Parliament Protects Inducements

European lawmakers voted this week to protect the practice under which banks and other financial companies pay inducements to financial advisers for selling their products to retail investors.

They thereby overturned  expectations that they would in effect ban the inducements, which it is argued created a conflict of interest between a financial adviser and his or her customer. The practice is said to give advisers the incentive to sell the products on which they earn the most commission rather than those that best suit investors’ needs.

The economics committee of the European Parliament agreed in a last-minute amendment to financial legislation Wednesday that it would not ban such inducements. Up until the night before the vote, it looked as if the committee would effectively ban the practice by forcing banks pay the commissions to clients, rather than to the advisers.

“This would have been an incentive for financial advisers to recommend products in their clients’ interest and not simply on the basis of securing the highest commission,” said Sven Giegold, a German parliamentarian from the Green Party.

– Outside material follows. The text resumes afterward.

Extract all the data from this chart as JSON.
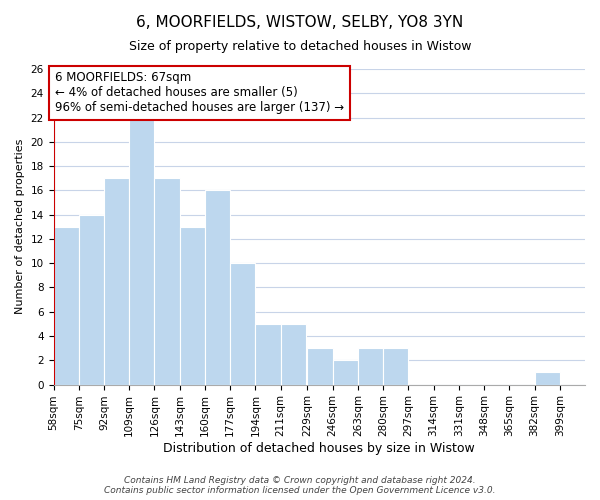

The legislation, called the Markets in Financial Instruments Directive, which was put forward by the European Commission last year, is expected to gain the support of the full parliament next week. Following the vote, the Parliament will then enter negotiations with the commission and the 27 member states before it becomes law.

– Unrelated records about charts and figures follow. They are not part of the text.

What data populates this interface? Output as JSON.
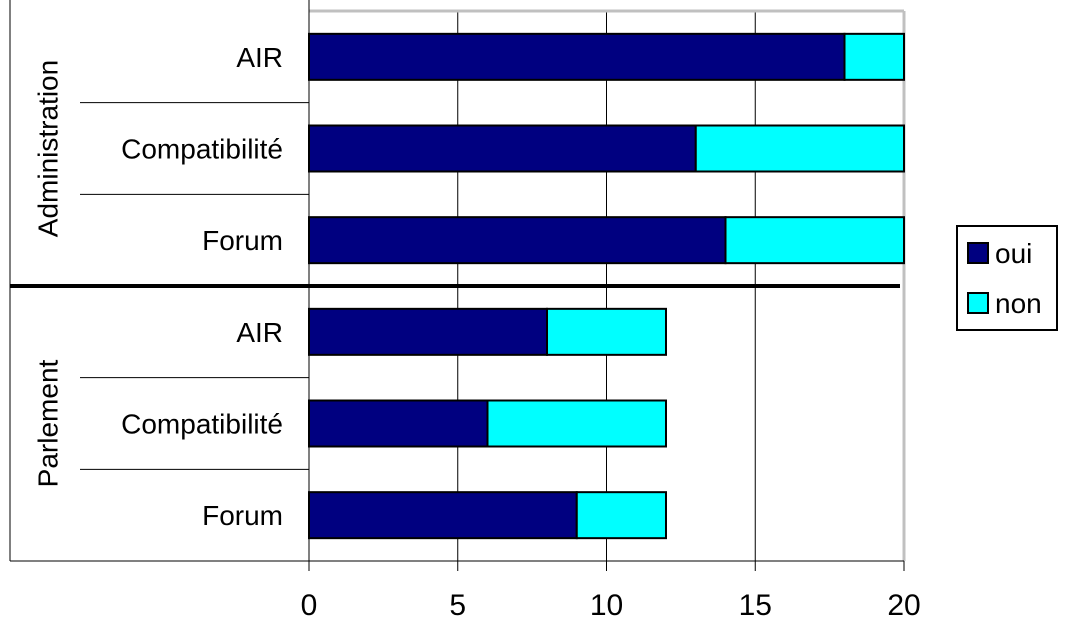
{
  "chart_data": {
    "type": "bar",
    "orientation": "horizontal",
    "stacked": true,
    "groups": [
      {
        "name": "Administration",
        "categories": [
          "AIR",
          "Compatibilité",
          "Forum"
        ],
        "series": [
          {
            "name": "oui",
            "values": [
              18,
              13,
              14
            ]
          },
          {
            "name": "non",
            "values": [
              2,
              7,
              6
            ]
          }
        ]
      },
      {
        "name": "Parlement",
        "categories": [
          "AIR",
          "Compatibilité",
          "Forum"
        ],
        "series": [
          {
            "name": "oui",
            "values": [
              8,
              6,
              9
            ]
          },
          {
            "name": "non",
            "values": [
              4,
              6,
              3
            ]
          }
        ]
      }
    ],
    "xlim": [
      0,
      20
    ],
    "xticks": [
      "0",
      "5",
      "10",
      "15",
      "20"
    ],
    "grid": true,
    "legend_position": "right",
    "colors": {
      "oui": "#000080",
      "non": "#00FFFF"
    }
  }
}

The Commission, the EU’s executive, had proposed an outright ban against advisers receiving inducements from a financial product provider.

However, support in Parliament for barring the practice crumbled when the European Socialists and Democrats group backed away. The group put forward an amendment during the vote Wednesday that bankers would only be compelled to disclose the use of commissions. The extent of the expected disclosure is as yet unclear.

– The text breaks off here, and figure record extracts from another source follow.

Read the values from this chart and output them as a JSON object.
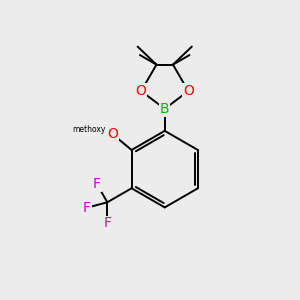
{
  "background_color": "#ececec",
  "bond_color": "#000000",
  "atom_colors": {
    "O": "#ff0000",
    "B": "#00bb00",
    "F": "#cc00cc",
    "C": "#000000"
  },
  "figsize": [
    3.0,
    3.0
  ],
  "dpi": 100
}
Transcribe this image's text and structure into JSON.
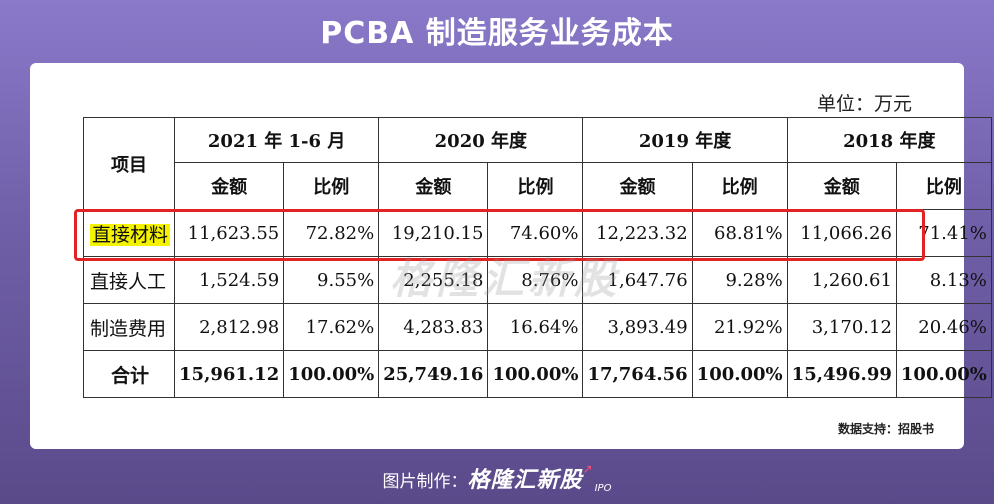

However, no politician from the group is willing to attach his name to the amendment, which is being presented as a party-wide initiative. Usually, legislators personally present such last-minute proposals.

Legislators and others familiar with events say the shift in support came because the group is led by politicians from Germany, Luxembourg and France, whose banks heavily rely on paying such inducements–which the the U.K. is already on track to ban.

“This is a dramatic setback for consumers,” said Monique Goyens, director general of The European Consumer Organisation. “Incomprehensibly, [members of the European Parliament] persist in supporting the inadequate system of disclosure of sales inducements which has done nothing to prevent intermediaries pushing their most self-serving products.”